中央官庁や自治体側もこうしたステークホルダーとの協調といったことが重要である点に気づき、広報や啓蒙にも力点を置くべきではないかと考えます。ただ、行政に当たる方々は多忙なうえ、業務の間違いや失敗を許さない堅実性、部署間の担当範囲の固定化/壁といった問題が立ちはだかり、変化の必要性について、意識共有と実行が進みにくいことが推測できます。
「多様な人材の活用」を目標の一つに掲げるのであれば、もう一歩踏み込んでその「人材」の心情の部分にまで配慮すべきと考えます。総合戦略は言うまでもなく十分な検討の上に構築されており抜けが無いように見えます。インテリジェンスに満ち溢れていますが、そこにエモーションを注ぎ込んでほしいのです。人が幸せやうれしさを感じ、前向きに動けるように施策を仕上げたいものです。
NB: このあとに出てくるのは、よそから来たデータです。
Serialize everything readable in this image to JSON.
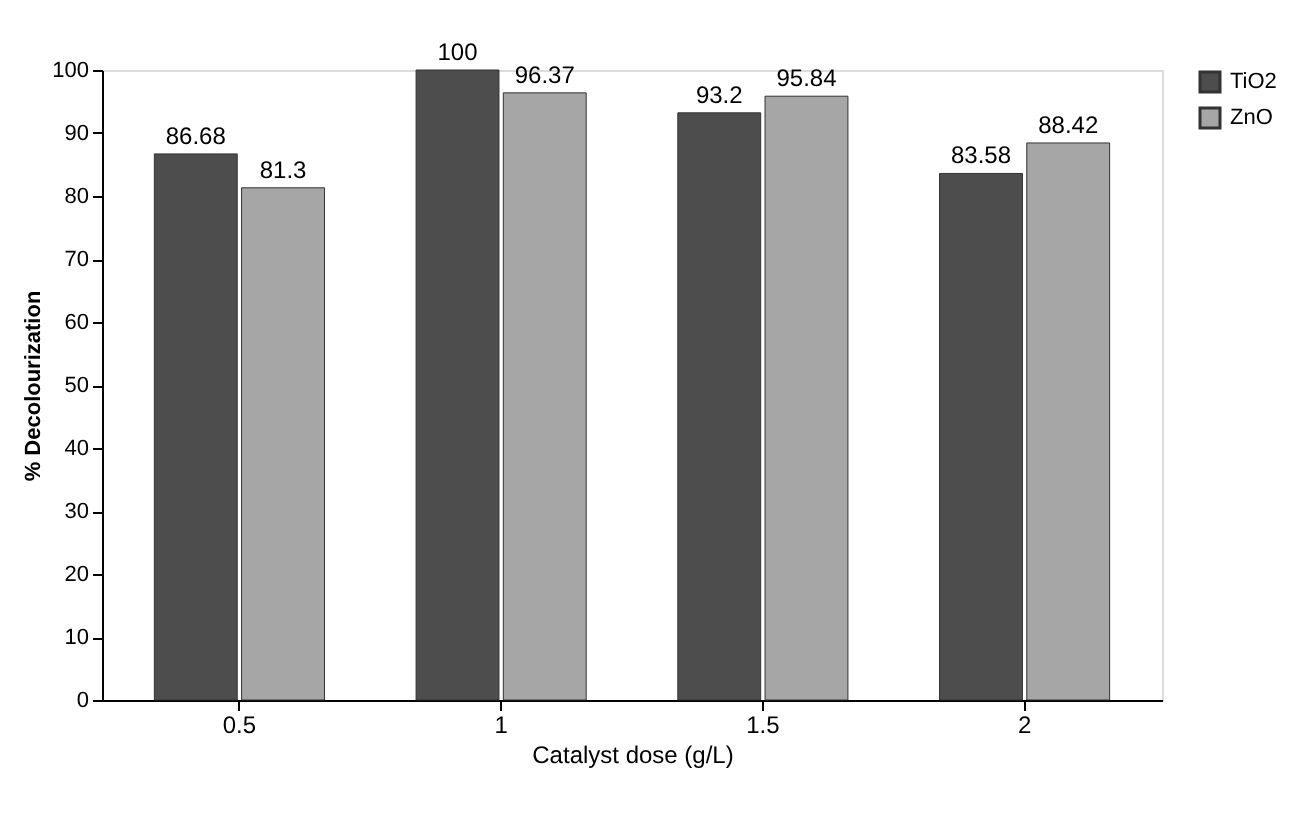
{
  "chart_data": {
    "type": "bar",
    "xlabel": "Catalyst dose (g/L)",
    "ylabel": "% Decolourization",
    "categories": [
      "0.5",
      "1",
      "1.5",
      "2"
    ],
    "series": [
      {
        "name": "TiO2",
        "color": "#4d4d4d",
        "values": [
          86.68,
          100,
          93.2,
          83.58
        ]
      },
      {
        "name": "ZnO",
        "color": "#a6a6a6",
        "values": [
          81.3,
          96.37,
          95.84,
          88.42
        ]
      }
    ],
    "ylim": [
      0,
      100
    ],
    "yticks": [
      0,
      10,
      20,
      30,
      40,
      50,
      60,
      70,
      80,
      90,
      100
    ],
    "grid": false,
    "legend": "right",
    "data_labels": true
  }
}
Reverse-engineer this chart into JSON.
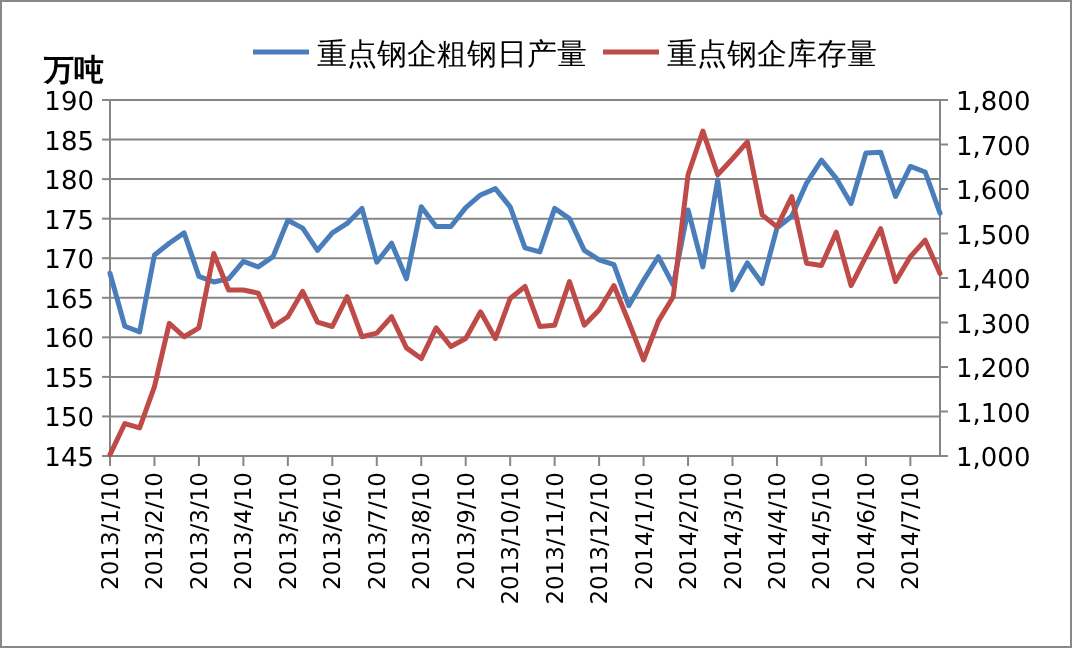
{
  "chart_data": {
    "type": "line",
    "ylabel": "万吨",
    "categories": [
      "2013/1/10",
      null,
      null,
      "2013/2/10",
      null,
      null,
      "2013/3/10",
      null,
      null,
      "2013/4/10",
      null,
      null,
      "2013/5/10",
      null,
      null,
      "2013/6/10",
      null,
      null,
      "2013/7/10",
      null,
      null,
      "2013/8/10",
      null,
      null,
      "2013/9/10",
      null,
      null,
      "2013/10/10",
      null,
      null,
      "2013/11/10",
      null,
      null,
      "2013/12/10",
      null,
      null,
      "2014/1/10",
      null,
      null,
      "2014/2/10",
      null,
      null,
      "2014/3/10",
      null,
      null,
      "2014/4/10",
      null,
      null,
      "2014/5/10",
      null,
      null,
      "2014/6/10",
      null,
      null,
      "2014/7/10",
      null,
      null
    ],
    "series": [
      {
        "name": "重点钢企粗钢日产量",
        "color": "#4a7ebb",
        "values": [
          168.1,
          161.4,
          160.7,
          170.4,
          171.9,
          173.2,
          167.7,
          167.0,
          167.4,
          169.6,
          168.9,
          170.2,
          174.8,
          173.8,
          171.0,
          173.2,
          174.4,
          176.3,
          169.5,
          171.9,
          167.4,
          176.5,
          174.0,
          174.0,
          176.4,
          178.0,
          178.8,
          176.5,
          171.3,
          170.8,
          176.3,
          175.0,
          171.0,
          169.8,
          169.2,
          164.0,
          167.2,
          170.2,
          166.6,
          176.1,
          168.9,
          179.9,
          166.0,
          169.4,
          166.8,
          173.8,
          175.3,
          179.5,
          182.4,
          180.1,
          176.9,
          183.3,
          183.4,
          177.8,
          181.6,
          180.9,
          175.7
        ]
      },
      {
        "name": "重点钢企库存量",
        "color": "#be4b48",
        "axis": "y2",
        "values": [
          1003,
          1073,
          1063,
          1156,
          1298,
          1268,
          1288,
          1455,
          1373,
          1373,
          1366,
          1291,
          1313,
          1370,
          1301,
          1291,
          1358,
          1268,
          1276,
          1313,
          1243,
          1219,
          1288,
          1246,
          1264,
          1324,
          1264,
          1354,
          1381,
          1291,
          1294,
          1392,
          1294,
          1328,
          1383,
          1301,
          1216,
          1303,
          1358,
          1632,
          1730,
          1632,
          1668,
          1706,
          1542,
          1515,
          1583,
          1433,
          1428,
          1503,
          1383,
          1448,
          1511,
          1392,
          1448,
          1485,
          1410
        ]
      }
    ],
    "ylim": [
      145,
      190
    ],
    "yticks": [
      145,
      150,
      155,
      160,
      165,
      170,
      175,
      180,
      185,
      190
    ],
    "y2lim": [
      1000,
      1800
    ],
    "y2ticks": [
      {
        "value": 1000,
        "label": "1,000"
      },
      {
        "value": 1100,
        "label": "1,100"
      },
      {
        "value": 1200,
        "label": "1,200"
      },
      {
        "value": 1300,
        "label": "1,300"
      },
      {
        "value": 1400,
        "label": "1,400"
      },
      {
        "value": 1500,
        "label": "1,500"
      },
      {
        "value": 1600,
        "label": "1,600"
      },
      {
        "value": 1700,
        "label": "1,700"
      },
      {
        "value": 1800,
        "label": "1,800"
      }
    ],
    "grid": "y",
    "legend": "top"
  }
}
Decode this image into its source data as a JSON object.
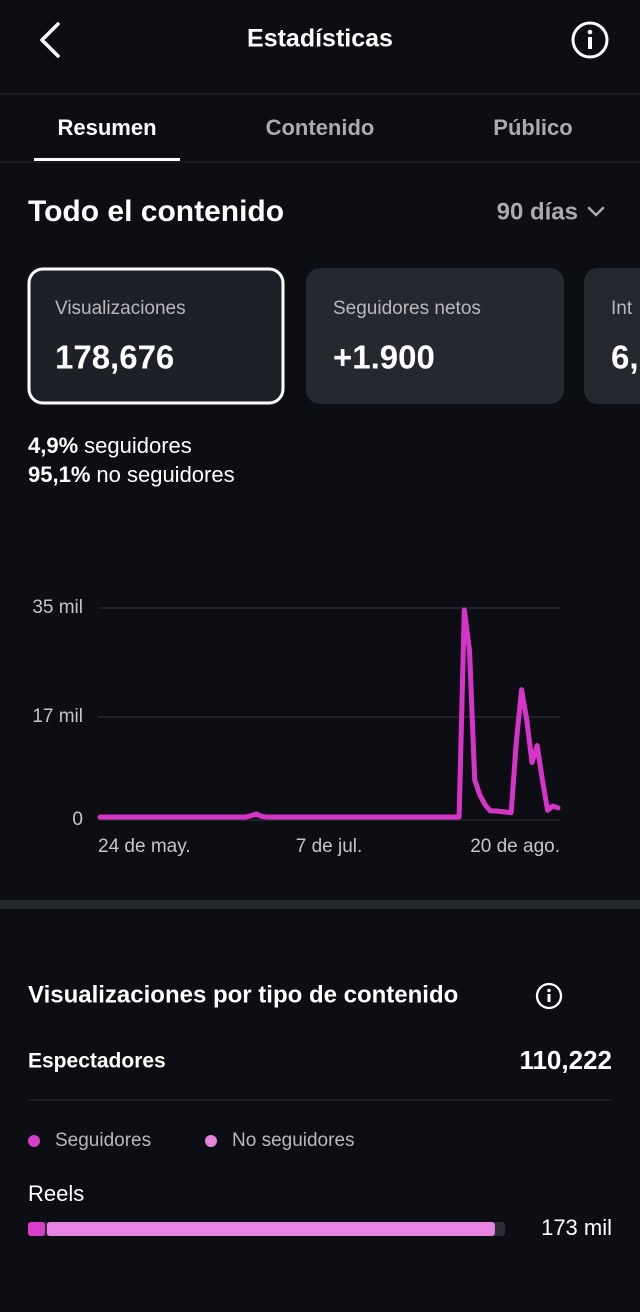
{
  "header": {
    "title": "Estadísticas"
  },
  "tabs": {
    "items": [
      "Resumen",
      "Contenido",
      "Público"
    ],
    "active": 0
  },
  "section": {
    "title": "Todo el contenido",
    "period": "90 días"
  },
  "cards": [
    {
      "label": "Visualizaciones",
      "value": "178,676"
    },
    {
      "label": "Seguidores netos",
      "value": "+1.900"
    },
    {
      "label": "Int",
      "value": "6,"
    }
  ],
  "breakdown": [
    {
      "value": "4,9%",
      "label": "seguidores"
    },
    {
      "value": "95,1%",
      "label": "no seguidores"
    }
  ],
  "chart_data": [
    {
      "type": "line",
      "color": "#d633c9",
      "categories": [
        "24 de may.",
        null,
        null,
        null,
        null,
        null,
        null,
        null,
        null,
        null,
        null,
        null,
        null,
        null,
        null,
        null,
        null,
        null,
        null,
        null,
        null,
        null,
        null,
        null,
        null,
        null,
        null,
        null,
        null,
        null,
        null,
        null,
        null,
        null,
        null,
        null,
        null,
        null,
        null,
        null,
        null,
        null,
        null,
        null,
        "7 de jul.",
        null,
        null,
        null,
        null,
        null,
        null,
        null,
        null,
        null,
        null,
        null,
        null,
        null,
        null,
        null,
        null,
        null,
        null,
        null,
        null,
        null,
        null,
        null,
        null,
        null,
        null,
        null,
        null,
        null,
        null,
        null,
        null,
        null,
        null,
        null,
        null,
        null,
        null,
        null,
        null,
        null,
        null,
        null,
        "20 de ago."
      ],
      "values": [
        500,
        500,
        500,
        500,
        500,
        500,
        500,
        500,
        500,
        500,
        500,
        500,
        500,
        500,
        500,
        500,
        500,
        500,
        500,
        500,
        500,
        500,
        500,
        500,
        500,
        500,
        500,
        500,
        500,
        700,
        1000,
        600,
        500,
        500,
        500,
        500,
        500,
        500,
        500,
        500,
        500,
        500,
        500,
        500,
        500,
        500,
        500,
        500,
        500,
        500,
        500,
        500,
        500,
        500,
        500,
        500,
        500,
        500,
        500,
        500,
        500,
        500,
        500,
        500,
        500,
        500,
        500,
        500,
        500,
        500,
        34700,
        28000,
        6600,
        4100,
        2500,
        1500,
        1500,
        1400,
        1300,
        1200,
        13000,
        21500,
        16500,
        9500,
        12300,
        6600,
        1600,
        2300,
        2000
      ],
      "ylim": [
        0,
        35000
      ],
      "yticks": [
        0,
        {
          "value": 17000,
          "label": "17 mil"
        },
        {
          "value": 35000,
          "label": "35 mil"
        }
      ],
      "grid": true
    },
    {
      "type": "hbar-stacked",
      "categories": [
        "Reels"
      ],
      "series": [
        {
          "name": "Seguidores",
          "color": "#d63fc6",
          "values": [
            7000
          ]
        },
        {
          "name": "No seguidores",
          "color": "#e784e2",
          "values": [
            166000
          ]
        }
      ],
      "xlim": [
        0,
        176000
      ],
      "total_labels": [
        "173 mil"
      ]
    }
  ],
  "content_type": {
    "title": "Visualizaciones por tipo de contenido",
    "metric_label": "Espectadores",
    "metric_value": "110,222"
  }
}
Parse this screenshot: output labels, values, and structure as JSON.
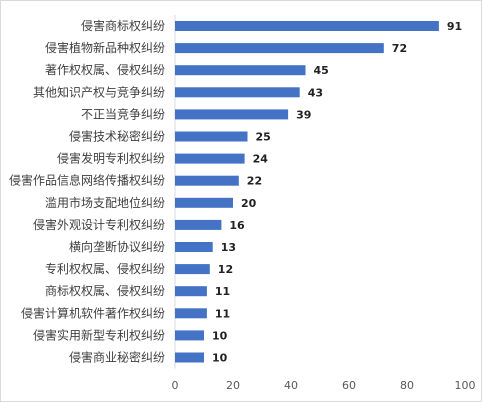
{
  "chart_data": {
    "type": "bar",
    "orientation": "horizontal",
    "categories": [
      "侵害商标权纠纷",
      "侵害植物新品种权纠纷",
      "著作权权属、侵权纠纷",
      "其他知识产权与竞争纠纷",
      "不正当竞争纠纷",
      "侵害技术秘密纠纷",
      "侵害发明专利权纠纷",
      "侵害作品信息网络传播权纠纷",
      "滥用市场支配地位纠纷",
      "侵害外观设计专利权纠纷",
      "横向垄断协议纠纷",
      "专利权权属、侵权纠纷",
      "商标权权属、侵权纠纷",
      "侵害计算机软件著作权纠纷",
      "侵害实用新型专利权纠纷",
      "侵害商业秘密纠纷"
    ],
    "values": [
      91,
      72,
      45,
      43,
      39,
      25,
      24,
      22,
      20,
      16,
      13,
      12,
      11,
      11,
      10,
      10
    ],
    "value_labels": [
      "91",
      "72",
      "45",
      "43",
      "39",
      "25",
      "24",
      "22",
      "20",
      "16",
      "13",
      "12",
      "11",
      "11",
      "10",
      "10"
    ],
    "xlim": [
      0,
      100
    ],
    "xticks": [
      "0",
      "20",
      "40",
      "60",
      "80",
      "100"
    ],
    "grid": false,
    "bar_color": "#4472C4",
    "title": "",
    "xlabel": "",
    "ylabel": ""
  }
}
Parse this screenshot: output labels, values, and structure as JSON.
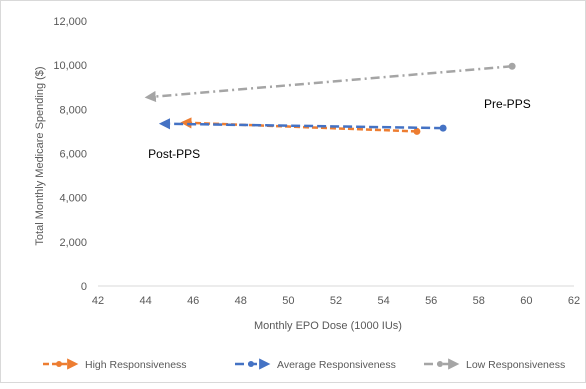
{
  "chart_data": {
    "type": "line",
    "title": "",
    "xlabel": "Monthly EPO Dose (1000 IUs)",
    "ylabel": "Total Monthly Medicare Spending ($)",
    "xlim": [
      42,
      62
    ],
    "ylim": [
      0,
      12000
    ],
    "x_ticks": [
      "42",
      "44",
      "46",
      "48",
      "50",
      "52",
      "54",
      "56",
      "58",
      "60",
      "62"
    ],
    "y_ticks": [
      "0",
      "2,000",
      "4,000",
      "6,000",
      "8,000",
      "10,000",
      "12,000"
    ],
    "grid": false,
    "legend_position": "bottom",
    "series": [
      {
        "name": "High Responsiveness",
        "color": "#ED7D31",
        "dash": "dashed",
        "points": [
          {
            "x": 55.4,
            "y": 7000
          },
          {
            "x": 45.6,
            "y": 7400
          }
        ]
      },
      {
        "name": "Average Responsiveness",
        "color": "#4472C4",
        "dash": "long-dash",
        "points": [
          {
            "x": 56.5,
            "y": 7150
          },
          {
            "x": 44.7,
            "y": 7350
          }
        ]
      },
      {
        "name": "Low Responsiveness",
        "color": "#A5A5A5",
        "dash": "dash-dot",
        "points": [
          {
            "x": 59.4,
            "y": 9950
          },
          {
            "x": 44.1,
            "y": 8550
          }
        ]
      }
    ],
    "annotations": [
      {
        "text": "Pre-PPS",
        "x": 59.2,
        "y": 8050
      },
      {
        "text": "Post-PPS",
        "x": 45.2,
        "y": 5800
      }
    ]
  }
}
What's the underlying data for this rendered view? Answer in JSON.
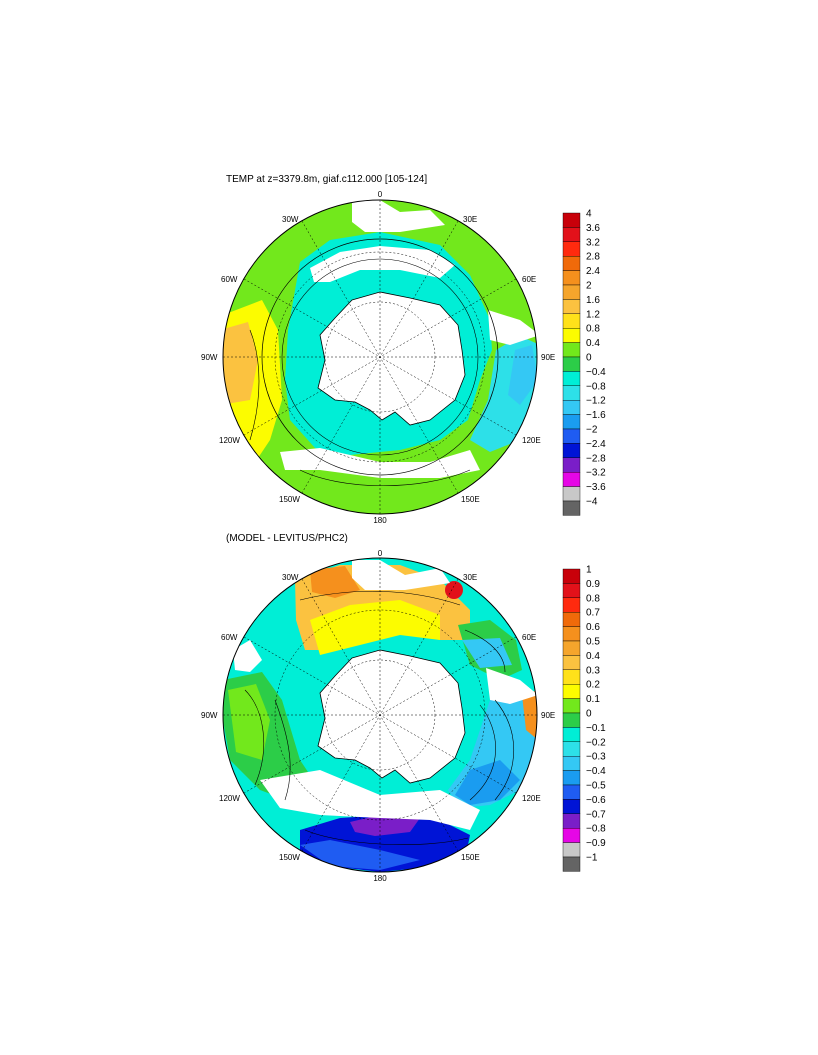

他方、少子高齢化が進んでいるとはいえ、地方には多様な住民が暮らしています。多様な知見やスキルをもった、何事にも意識の高い人々が大勢暮らしています。地方をより住みやすく豊かなまちに変えていくことによって東京圏からの人の移動、転入を促進することが地方創生の目標です。地方創生に向けて政府の掲げる施策の実現には、地域の住民がもっている希望や願望とその目的地が一致することが基本です。その方向性を互いに一致させ共有することがまず求められるということです。
そのためには、地域に暮らす住民が「自分が住むまちをもっと良くしたい」という思いを増進することも必要です。税金を使って推進される政府施策をより効果的に活用して「より住みやすい、そして転入先として選ばれるまち」にしたいという気運を醸成し、具体的アクションにつなげていくことが肝要だと思います。
ただ、言うは易し行うは難し、です。地域をより良くしたいという意欲の高い人を見い出して適切な役割を担ってもらうこと、あるいはそうした意欲や熱意を抱く人を育てることなどが求められると思います。
私たちはこのような考え方にもとづいて、地方都市の未来像を描き、その実現に必要な道筋や方法を提言していこうとしています。その方針の一つに、「地方創生に対する市民の気運の醸成」を挙げ、市民目線で多くの市民と一緒に活動することを心がけています。素人集団ですが、調査や分析、そして議論を重ねつつ、微力ながら前進していこうとしています。